Bill Hillsman, an independent political consultant in Minnesota who did ads for Wellstone in 1990, said he didn’t think the charges would stick.

"I'm not sure [conservatives] are going to have the same traction here as they did with Wellstone's memorial," he said. "That memorial really did turn into a cheerleading session to elect Walter Mondale. I don't think Ted Kennedy's memorial is going to be a cheerleading session for health care."

The circumstances of Wellstone’s own memorial, not unlike Kennedy’s, remain contested, and Democrats led by Sen. Al Franken — who retook Wellstone’s seat last fall — have fought for their version of its legacy.

Though Republicans successfully made the case that Democrats were exploiting his sudden death —overnight Democratic polling reportedly showed voters strongly believed the service was over the top —Wellstone’s family and close supporters said inappropriate boos came from just a few spectators in a packed arena, and that there was nothing wrong with using a crusading senator’s death to prolong his life’s work. Democrats, in turn, accused the Republicans of politicizing the memorial.

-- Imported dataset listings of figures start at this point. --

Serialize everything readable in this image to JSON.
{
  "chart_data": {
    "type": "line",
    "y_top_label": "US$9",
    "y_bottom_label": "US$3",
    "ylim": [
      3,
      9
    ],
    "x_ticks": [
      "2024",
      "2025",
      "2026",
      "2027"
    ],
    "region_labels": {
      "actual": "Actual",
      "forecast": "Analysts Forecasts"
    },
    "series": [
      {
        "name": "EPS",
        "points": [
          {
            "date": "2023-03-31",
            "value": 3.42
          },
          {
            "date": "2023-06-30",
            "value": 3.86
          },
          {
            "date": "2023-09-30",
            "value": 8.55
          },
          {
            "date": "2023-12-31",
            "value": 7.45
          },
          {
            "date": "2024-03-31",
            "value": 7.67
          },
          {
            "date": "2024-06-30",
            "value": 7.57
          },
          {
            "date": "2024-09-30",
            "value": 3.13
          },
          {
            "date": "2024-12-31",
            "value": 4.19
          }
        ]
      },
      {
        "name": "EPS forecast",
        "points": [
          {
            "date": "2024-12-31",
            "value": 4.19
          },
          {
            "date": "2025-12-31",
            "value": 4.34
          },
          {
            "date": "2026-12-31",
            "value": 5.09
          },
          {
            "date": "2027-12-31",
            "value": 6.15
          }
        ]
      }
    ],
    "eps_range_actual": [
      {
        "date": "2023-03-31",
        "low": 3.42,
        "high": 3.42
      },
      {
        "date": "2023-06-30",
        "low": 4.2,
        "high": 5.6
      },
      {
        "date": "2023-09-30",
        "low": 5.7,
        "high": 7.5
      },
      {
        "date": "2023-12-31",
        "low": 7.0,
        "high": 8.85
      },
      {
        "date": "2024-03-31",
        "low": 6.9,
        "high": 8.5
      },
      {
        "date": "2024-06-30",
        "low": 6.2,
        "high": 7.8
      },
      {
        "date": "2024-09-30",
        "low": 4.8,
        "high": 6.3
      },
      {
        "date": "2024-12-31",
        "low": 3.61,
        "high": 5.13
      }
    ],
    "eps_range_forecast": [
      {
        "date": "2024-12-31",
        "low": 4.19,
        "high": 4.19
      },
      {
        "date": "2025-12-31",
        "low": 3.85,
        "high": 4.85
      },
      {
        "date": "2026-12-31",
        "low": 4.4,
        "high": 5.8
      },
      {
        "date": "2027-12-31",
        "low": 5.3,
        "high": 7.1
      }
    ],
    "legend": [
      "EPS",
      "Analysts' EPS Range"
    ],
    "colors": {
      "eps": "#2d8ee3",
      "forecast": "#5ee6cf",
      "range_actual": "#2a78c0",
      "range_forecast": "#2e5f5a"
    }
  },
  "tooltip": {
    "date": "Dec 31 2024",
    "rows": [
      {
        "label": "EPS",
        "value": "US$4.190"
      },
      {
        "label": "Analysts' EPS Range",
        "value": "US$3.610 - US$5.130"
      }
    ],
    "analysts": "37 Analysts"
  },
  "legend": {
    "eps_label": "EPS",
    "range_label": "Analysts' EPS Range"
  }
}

“The irony is that because they weren't thinking politically, they opened themselves to being accused of staging a political event,” Franken, who retook Wellstone’s seat six years later, wrote of the event.

“It was the Republicans that tried to cheapen Paul Wellstone's life by dishonoring his death. It was the right-wing media, not the friends and family who spoke at the memorial or the people who came to it, that seized an opportunity to use a tragedy for political gain.”